All together now: “These articles said nothing about evolution.”  This is all design, design, design.  We are marveling at the design and complexity of living solutions to real engineering problems, and trying to imitate them.  If imitation is the sincerest form of flattery, who are we trying to honor?  For any Darwin Party maniacs reading this, worried that the r-word is coming, notice that all this research, though completely compatible with an intelligent-design approach to science, had nothing to do with religion.  It shows that science can approach nature with regard to intelligent design without focusing on the identity of the designer, Designer, or God.
    In the ID Revolution, everyone can join in and get on board without starting a religious war, because the focus is on design detection and design imitation.  Questions about the Designer are, of course, very interesting and important, and very compatible with all this research, but those discussions can be left in the hands of capable theologians and philosophers.  Individual scientists do not have to state their affiliations in their papers.  None of these did; and none of these felt compelled to tell Darwinian tales, either.  If journals will just loosen the reins, and let scientists like these talk about design, even intelligent design, without getting whipped for using the phrase, all they would be doing is validating what is already taking place.

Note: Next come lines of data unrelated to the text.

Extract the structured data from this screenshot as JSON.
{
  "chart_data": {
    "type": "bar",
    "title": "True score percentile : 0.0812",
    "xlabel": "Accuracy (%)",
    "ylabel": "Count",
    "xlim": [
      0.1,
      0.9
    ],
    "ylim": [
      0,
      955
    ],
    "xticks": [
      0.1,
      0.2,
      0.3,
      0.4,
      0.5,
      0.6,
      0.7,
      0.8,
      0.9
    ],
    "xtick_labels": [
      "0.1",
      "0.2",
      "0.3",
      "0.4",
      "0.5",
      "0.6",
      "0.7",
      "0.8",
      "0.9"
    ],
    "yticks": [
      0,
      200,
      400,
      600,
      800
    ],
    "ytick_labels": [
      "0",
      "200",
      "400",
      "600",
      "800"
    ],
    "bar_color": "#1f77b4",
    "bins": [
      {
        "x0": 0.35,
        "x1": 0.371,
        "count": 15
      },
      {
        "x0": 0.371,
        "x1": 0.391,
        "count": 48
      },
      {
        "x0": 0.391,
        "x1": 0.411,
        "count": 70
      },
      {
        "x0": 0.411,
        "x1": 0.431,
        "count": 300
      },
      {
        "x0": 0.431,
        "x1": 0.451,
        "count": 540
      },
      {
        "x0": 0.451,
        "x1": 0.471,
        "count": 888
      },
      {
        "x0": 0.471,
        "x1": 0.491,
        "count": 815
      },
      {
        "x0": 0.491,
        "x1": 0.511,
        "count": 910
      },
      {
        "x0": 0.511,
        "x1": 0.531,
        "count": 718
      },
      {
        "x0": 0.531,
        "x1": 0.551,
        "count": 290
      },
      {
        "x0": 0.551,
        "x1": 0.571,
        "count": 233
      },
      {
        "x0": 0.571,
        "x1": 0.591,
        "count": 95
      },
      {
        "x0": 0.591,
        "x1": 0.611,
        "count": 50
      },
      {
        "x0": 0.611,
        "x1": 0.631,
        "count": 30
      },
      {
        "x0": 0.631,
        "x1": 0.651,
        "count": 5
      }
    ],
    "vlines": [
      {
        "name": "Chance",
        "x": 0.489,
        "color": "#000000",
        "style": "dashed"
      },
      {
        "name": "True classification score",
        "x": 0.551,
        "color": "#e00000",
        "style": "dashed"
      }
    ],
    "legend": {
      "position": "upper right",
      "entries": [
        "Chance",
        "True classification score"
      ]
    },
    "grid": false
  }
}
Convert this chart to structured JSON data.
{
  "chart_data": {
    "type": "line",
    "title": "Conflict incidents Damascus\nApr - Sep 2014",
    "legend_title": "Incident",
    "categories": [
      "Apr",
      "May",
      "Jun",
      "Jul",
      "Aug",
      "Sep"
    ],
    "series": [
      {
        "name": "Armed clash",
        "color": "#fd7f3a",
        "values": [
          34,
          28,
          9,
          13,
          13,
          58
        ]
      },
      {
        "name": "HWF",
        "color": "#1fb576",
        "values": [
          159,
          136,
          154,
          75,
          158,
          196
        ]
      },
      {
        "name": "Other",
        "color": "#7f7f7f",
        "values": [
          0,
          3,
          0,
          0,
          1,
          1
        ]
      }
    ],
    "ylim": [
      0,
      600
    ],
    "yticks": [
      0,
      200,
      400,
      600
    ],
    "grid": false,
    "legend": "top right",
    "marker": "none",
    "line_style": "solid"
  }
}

    Simultaneously, journals need to relax the requirement for allegiance to Darwinism.  Just-so stories are becoming so 1940s.  It’s getting harder and harder for observational scientists to maintain belief that blind chance could produce optimized computers (see next entry), synchronized robots, perfectly non-reflecting surfaces, and so many other marvels.  Isn’t it time to jettison the bad habit of force-fitting Information-Age discoveries into a worn-out Victorian mindset?  Intelligent design science is not so much about controversial additions to science.  As you can see in the articles above, design thinking is already being put to great use.  It’s more about some blessed subtractions.